# Zero-shot Classify Scenario Responses in Terms of Big 5 Personality

## Instructions

In this notebook I provide example Python code for how to classify text using zero-shot text classification. For in-depth details please see this [blog post](https://dmracek.github.io/explorations_code_nbs/exploration_zs_big5/).

I provided comments throughout, however, the code should run as is.

**If you're running this on a CPU and not a GPU I don't recommend re-running certain cells and instead recommend reading in the results from a previously outputted CSV**.

## Data

*These data are from the Society of Industrial Organizational Psychologists 2019 Machine Learning competition*:

Scenario responses were designed to promote variability in terms of a specific Big 5 personality trait. Specifically,

`open_ended_1` corresponds with string responses designed to elicit the **Agreeableness** personality trait.

`open_ended_2` corresponds with string responses designed to elicit the **Conscientiousness** personality trait.

`open_ended_3` corresponds with string responses designed to elicit the **Extraversion** personality trait.

`open_ended_4` corresponds with string responses designed to elicit the **Neuroticism** personality trait.
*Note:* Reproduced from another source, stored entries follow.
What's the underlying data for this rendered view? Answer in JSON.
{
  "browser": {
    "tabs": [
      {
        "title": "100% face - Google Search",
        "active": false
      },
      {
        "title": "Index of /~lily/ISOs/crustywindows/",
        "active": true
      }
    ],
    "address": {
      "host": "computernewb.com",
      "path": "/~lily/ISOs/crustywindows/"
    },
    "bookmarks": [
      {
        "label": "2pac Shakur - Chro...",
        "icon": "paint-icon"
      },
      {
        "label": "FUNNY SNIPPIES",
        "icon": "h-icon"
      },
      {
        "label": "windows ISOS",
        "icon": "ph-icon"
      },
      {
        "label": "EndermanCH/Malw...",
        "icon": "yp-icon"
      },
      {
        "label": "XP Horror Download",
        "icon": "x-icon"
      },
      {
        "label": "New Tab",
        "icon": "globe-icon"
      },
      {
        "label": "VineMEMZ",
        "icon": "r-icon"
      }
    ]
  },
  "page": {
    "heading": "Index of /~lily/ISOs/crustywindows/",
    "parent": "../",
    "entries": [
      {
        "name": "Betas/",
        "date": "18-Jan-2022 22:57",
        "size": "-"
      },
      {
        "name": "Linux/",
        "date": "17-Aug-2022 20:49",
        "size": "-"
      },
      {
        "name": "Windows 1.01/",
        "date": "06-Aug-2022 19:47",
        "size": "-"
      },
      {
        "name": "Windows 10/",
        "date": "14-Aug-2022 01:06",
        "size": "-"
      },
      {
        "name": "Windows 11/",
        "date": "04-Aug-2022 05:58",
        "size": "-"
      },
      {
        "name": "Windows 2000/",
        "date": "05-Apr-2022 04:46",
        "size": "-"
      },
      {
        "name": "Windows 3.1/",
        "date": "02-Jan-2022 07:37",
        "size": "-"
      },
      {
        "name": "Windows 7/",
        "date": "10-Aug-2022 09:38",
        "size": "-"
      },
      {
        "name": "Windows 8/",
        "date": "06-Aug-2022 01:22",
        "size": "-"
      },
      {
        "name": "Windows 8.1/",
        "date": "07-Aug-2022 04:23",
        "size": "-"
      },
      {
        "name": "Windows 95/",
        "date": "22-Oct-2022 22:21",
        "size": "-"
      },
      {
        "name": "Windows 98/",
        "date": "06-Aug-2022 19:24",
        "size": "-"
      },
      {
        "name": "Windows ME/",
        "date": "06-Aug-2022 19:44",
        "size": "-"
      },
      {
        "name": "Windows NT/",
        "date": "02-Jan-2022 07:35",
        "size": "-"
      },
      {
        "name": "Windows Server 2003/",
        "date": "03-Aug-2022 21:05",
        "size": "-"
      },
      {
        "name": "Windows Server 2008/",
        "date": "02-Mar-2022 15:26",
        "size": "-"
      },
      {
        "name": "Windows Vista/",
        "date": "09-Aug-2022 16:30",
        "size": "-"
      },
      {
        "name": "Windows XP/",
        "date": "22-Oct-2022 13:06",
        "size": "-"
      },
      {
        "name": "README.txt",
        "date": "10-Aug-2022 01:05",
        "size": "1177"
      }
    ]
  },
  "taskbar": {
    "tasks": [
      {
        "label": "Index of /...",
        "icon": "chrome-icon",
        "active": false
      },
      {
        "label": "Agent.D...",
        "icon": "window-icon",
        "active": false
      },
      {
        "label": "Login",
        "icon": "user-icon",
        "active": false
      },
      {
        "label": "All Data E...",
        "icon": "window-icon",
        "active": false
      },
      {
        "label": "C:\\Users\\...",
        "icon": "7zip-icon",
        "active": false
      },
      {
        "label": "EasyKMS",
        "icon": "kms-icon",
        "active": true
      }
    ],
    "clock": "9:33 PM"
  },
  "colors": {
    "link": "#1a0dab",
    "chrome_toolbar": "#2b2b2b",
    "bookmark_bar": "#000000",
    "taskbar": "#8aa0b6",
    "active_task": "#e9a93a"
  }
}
`open_ended_5` corresponds with string responses designed to elicit the **Openness** personality trait.

* * *

`a_scale_score` corresponds with a self-report questionnaire score for **Agreeableness**

`c_scale_score` corresponds with a self-report questionnaire score for **Conscientiousness**

`e_scale_score` corresponds with a self-report questionnaire score for **Extraversion**

`n_scale_score` corresponds with a self-report questionnaire score for **Neuroticism**

`o_scale_score` corresponds with a self-report questionnaire score for **Openness**

## Install Hugging Face Transformers

In [None]:
# Install transformers library.
!pip install -q git+https://github.com/huggingface/transformers.git

## Import Packages

Import all dependencies and if available set device to GPU.

In [25]:
import pandas as pd
import pingouin as pg
import torch

from functools import reduce
from pandas import json_normalize
from transformers import pipeline
from typing import Tuple

# Set device on GPU if available else CPU
device = torch.device('cuda' if torch.cuda.is_available() else 'cpu')
print('Using device:', device)
print()

# Additional info when using cuda
if device.type == 'cuda':
    print(torch.cuda.get_device_name(0))

classifier = pipeline('zero-shot-classification', device=0)

Using device: cuda

GeForce RTX 2070 with Max-Q Design


Some weights of the model checkpoint at facebook/bart-large-mnli were not used when initializing BartForSequenceClassification: ['model.encoder.version', 'model.decoder.version']
- This IS expected if you are initializing BartForSequenceClassification from the checkpoint of a model trained on another task or with another architecture (e.g. initializing a BertForSequenceClassification model from a BertForPretraining model).
- This IS NOT expected if you are initializing BartForSequenceClassification from the checkpoint of a model that you expect to be exactly identical (initializing a BertForSequenceClassification model from a BertForSequenceClassification model).


## Load Data

Subset df to correspond with Big 5 personality trait

In [26]:
df_raw = pd.read_csv('./data/siop_2019/siop_2019.csv')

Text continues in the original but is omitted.